Tony Stark hasn’t made a peep on the drive out. “He’s probably sleeping,” Hall says. When we stop at a field, Hall opens Tony Stark’s box, he’s chirping loudly in the characteristic raptor high-pitch.

Out on the Pawnee Grasslands, there’s nothing for miles in any direction except some black cows and a golden eagle perched on a power line. The rolling yellowed short grass seems endless—a perfect place to hunt it would seem.

Hall puts on a vest and crams every available pocket with gear—food for his charge, a video camera, tracking receiver, granola bars. Then he slips on his leather glove and with raw meat, entices Tony Stark to hop on, carefully disconnecting his leash and attaching the small leather jesses, which help secure the bird on his glove.

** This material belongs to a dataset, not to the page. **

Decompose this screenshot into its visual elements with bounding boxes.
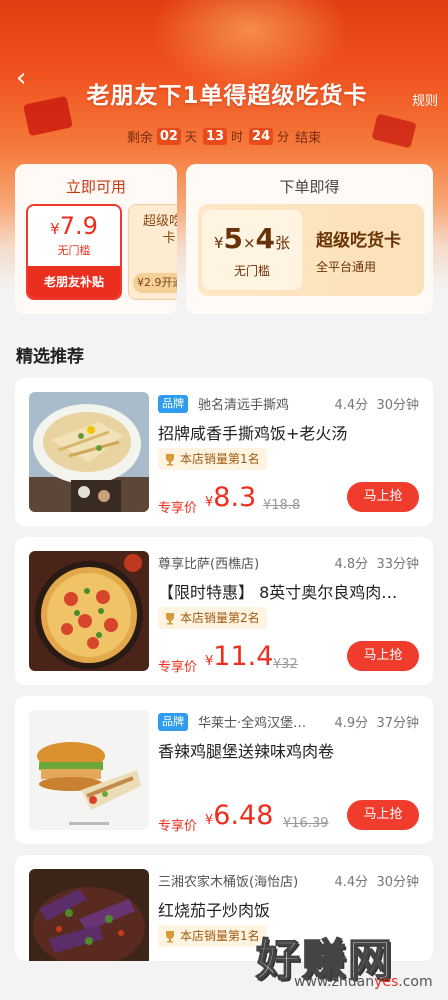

With his free hand, Hall attaches a small tracking transmitter to his tail feather in case the hawk decides to fly off.

The hunting idea is simple: spot a cottontail or jackrabbit and Tony Stark will fly off the glove and catch it. As we walk across the short grass, I keep one eye out for rattlesnakes, the other watching the duo at work. Tony Stark perches on Hall’s fist, occasionally flying off to grab a piece of meat Hall throws out to keep his attention. Sometimes he flies to an unsuspecting grasshopper on the ground. But today’s there’s not a rabbit in sight. Falconry is often like that.

As we’re walking back to the van, Hall tells me a story about Tony Stark taking two rabbits—his only two ever—on Christmas Day last year. They were finishing their day when a raggedy “60s” pick-up pulled up. “They get out with their shotguns and go out into the field; we hear a couple of shots. And by the time I get the gear loaded up, they come back with like four rabbits in their hands, throw them in the back and head off.”